Image: photograph of farmers in Berri, South Australia at the onset of drought in 1914 - Follow a Digger through WWI with this historically engaging Great War Diary which recreates the life of a typical Australian soldier in the trenches. Available for purchase here.

Regardless of talk of war in Europe we have our own issues here in Australia. The relentless heat of summer has eased but there is no celebration on the land. Pastoralists visiting Bravely & Sons are wearied and more than a few have enquired as to the prospect of sale. Most holdings across eastern Australia, even the better country, are starved of good rains. Landowners inland are already talking of moving stock to coastal areas where the drought’s bite is less deep. Wheat farmers in every state will need rains soon or the crop will be vanquished to the dust.  The cattlemen to the North are also feeling the hardship. Stations covering lands bigger than England are dry and withered. A black stockman from the northwest, Jim Shodd, says the drought will last for years yet. He has an insight hard to explain and I would trust his judgment on this and many other issues.

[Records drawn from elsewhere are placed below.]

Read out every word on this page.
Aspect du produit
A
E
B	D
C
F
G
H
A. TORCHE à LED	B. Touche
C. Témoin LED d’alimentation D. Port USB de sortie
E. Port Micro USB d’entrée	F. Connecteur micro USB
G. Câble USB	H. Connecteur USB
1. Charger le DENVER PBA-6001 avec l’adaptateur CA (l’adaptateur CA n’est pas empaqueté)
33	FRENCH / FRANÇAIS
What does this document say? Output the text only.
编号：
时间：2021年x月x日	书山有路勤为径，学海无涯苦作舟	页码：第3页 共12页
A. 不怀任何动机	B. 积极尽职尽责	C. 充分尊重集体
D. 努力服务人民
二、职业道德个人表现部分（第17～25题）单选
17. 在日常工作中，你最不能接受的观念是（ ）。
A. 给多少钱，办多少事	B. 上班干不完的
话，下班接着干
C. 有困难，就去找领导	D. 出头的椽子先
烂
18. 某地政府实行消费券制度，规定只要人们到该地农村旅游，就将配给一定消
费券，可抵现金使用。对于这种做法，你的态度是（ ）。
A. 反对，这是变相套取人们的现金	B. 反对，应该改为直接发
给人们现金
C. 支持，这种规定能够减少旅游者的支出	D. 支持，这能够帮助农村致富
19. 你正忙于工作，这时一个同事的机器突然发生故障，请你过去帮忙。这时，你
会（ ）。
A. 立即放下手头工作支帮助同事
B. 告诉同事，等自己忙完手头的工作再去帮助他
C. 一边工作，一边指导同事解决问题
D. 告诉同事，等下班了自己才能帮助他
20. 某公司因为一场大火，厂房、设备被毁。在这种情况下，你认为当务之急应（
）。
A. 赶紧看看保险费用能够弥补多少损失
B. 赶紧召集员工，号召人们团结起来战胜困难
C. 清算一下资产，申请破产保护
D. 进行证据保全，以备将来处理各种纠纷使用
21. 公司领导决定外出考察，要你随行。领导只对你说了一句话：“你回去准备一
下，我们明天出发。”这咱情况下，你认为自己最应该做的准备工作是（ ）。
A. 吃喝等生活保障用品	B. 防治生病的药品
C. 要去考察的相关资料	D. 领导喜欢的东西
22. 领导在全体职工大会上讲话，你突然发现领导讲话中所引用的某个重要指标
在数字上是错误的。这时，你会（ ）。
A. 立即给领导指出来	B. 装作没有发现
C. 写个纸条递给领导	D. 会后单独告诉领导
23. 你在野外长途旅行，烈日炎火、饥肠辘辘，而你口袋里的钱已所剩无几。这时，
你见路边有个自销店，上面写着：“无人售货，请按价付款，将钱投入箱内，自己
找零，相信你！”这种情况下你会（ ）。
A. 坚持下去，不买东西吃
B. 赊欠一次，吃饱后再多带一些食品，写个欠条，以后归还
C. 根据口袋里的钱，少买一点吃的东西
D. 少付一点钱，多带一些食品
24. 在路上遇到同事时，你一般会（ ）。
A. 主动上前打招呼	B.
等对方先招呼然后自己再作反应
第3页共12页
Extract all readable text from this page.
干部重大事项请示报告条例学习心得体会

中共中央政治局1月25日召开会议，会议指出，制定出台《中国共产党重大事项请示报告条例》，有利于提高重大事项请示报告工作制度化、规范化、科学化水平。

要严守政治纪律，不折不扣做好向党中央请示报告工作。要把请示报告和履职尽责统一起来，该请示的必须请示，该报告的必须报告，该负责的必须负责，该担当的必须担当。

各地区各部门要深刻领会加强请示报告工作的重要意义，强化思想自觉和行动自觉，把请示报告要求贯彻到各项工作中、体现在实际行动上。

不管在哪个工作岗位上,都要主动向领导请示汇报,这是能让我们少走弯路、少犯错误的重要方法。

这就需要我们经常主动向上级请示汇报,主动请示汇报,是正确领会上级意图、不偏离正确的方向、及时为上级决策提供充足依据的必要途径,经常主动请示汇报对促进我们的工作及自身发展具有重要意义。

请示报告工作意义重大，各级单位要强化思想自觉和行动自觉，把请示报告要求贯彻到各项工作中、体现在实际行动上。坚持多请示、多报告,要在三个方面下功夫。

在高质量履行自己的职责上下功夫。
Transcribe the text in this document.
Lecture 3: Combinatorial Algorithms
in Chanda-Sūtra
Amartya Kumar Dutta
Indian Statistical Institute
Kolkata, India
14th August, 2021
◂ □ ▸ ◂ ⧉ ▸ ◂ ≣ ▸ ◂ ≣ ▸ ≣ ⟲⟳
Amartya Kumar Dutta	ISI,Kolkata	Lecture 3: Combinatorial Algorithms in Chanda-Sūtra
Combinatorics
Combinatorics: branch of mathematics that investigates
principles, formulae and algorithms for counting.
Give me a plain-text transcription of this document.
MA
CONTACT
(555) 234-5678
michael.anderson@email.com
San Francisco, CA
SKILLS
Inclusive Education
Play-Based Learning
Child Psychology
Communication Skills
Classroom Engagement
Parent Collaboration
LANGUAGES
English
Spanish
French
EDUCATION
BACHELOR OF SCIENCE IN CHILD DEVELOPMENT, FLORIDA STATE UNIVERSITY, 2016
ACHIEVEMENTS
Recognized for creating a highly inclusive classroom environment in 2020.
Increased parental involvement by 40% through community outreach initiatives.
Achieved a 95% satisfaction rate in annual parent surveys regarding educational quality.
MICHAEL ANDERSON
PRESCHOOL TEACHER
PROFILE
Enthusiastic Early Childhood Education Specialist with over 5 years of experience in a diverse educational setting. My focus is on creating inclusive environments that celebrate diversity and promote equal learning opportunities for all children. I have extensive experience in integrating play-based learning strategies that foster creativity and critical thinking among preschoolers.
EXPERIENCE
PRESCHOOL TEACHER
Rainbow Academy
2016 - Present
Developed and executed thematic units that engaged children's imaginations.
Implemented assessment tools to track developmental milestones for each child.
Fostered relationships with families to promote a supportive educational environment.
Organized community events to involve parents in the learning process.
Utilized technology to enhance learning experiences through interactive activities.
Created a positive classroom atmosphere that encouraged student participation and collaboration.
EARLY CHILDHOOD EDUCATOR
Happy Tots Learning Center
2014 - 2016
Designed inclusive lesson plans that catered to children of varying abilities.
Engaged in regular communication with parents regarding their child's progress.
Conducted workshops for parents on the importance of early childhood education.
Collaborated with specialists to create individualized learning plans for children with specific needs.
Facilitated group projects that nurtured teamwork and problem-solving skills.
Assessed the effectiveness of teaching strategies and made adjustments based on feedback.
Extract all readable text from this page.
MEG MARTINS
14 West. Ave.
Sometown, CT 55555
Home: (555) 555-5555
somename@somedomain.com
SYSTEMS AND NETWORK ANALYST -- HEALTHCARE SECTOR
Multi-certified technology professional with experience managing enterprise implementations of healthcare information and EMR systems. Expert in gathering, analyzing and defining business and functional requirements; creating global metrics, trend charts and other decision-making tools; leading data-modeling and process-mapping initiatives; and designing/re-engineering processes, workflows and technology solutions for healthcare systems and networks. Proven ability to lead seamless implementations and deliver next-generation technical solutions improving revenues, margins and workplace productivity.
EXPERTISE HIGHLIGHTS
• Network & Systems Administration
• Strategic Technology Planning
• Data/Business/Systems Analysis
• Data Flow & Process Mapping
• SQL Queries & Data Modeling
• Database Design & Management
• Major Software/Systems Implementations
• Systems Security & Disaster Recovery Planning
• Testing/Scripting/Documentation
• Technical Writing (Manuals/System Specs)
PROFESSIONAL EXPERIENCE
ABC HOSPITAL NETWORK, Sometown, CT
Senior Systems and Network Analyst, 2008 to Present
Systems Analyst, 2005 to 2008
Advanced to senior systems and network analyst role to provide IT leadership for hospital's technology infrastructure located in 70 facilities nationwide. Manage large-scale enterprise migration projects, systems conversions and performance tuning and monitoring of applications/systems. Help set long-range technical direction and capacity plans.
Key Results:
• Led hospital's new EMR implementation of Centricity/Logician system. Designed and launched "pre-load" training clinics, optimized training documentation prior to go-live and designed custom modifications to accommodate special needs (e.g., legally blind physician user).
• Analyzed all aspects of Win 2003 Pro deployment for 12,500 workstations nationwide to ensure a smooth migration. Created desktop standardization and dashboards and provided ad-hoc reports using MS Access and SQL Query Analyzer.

Jim says the dry is worse than most expect and he holds no hope of rain. His black stockmen have shunted thousands of stock across each corner of their station to meet the feed but he says there are too many cattle on hard ground to keep, meaning they will either lose stock to starvation or slaughter big numbers to ease the burden on the land;– a prospect many of these poor blighters must face.

I will one day introduce you to Jim. He visited Sydney with his station owner a year back and again this year.  I have no real idea as to how but he and I have, without exception, become good friends – you too would like him for he is good humoured, clever and can read people as if they were open books – although he says nothing to most about his observations. I think his station owner trusts his insight, which is why Jim is always near when business is discussed.

He is the first black man I have had opportunity to really get to know. I think he is only a few years my senior but he has an oldness about him. Last year I found myself absolutely enthralled by his stories of the stockmen and his people, who for the most live on  Station land.  He says his people are lending their land and helping “whitefellas” more from pity than anything else.  He says we wouldn’t survive out there on our own. In years such as this I wonder if he might not be right. The black men are a big part of cattle farming and such is their worth, stations that have their own blacks sell for far more than empty land. 

Jim gave me a boomerang which he fashioned himself. He showed me how to throw it so that it would arc around in the sky and come back.  He says there are a number of different boomerangs, from big heavy ones that don’t turn but would certainly take off a Kangaroo’s head, to small ones such as the one he gave me that are good for hunting birds. I did a sketch of Jim and drew in the City as a backdrop which he says he will use to tell stories about his trip when he gets home. I don’t think Jim has actually seen the City as the towering buildings fascinated him. When he comes next I will arrange to take him to the City and to home for dinner.

I practiced with the boomerang on the shore at Coogee Bay and on the first throw had to swim some 30 yards to retrieve it and on the very next occasion took a mouthful of sand diving for cover.  Jim made it look much easier than it is. I hope one day to visit his Station and meet his family.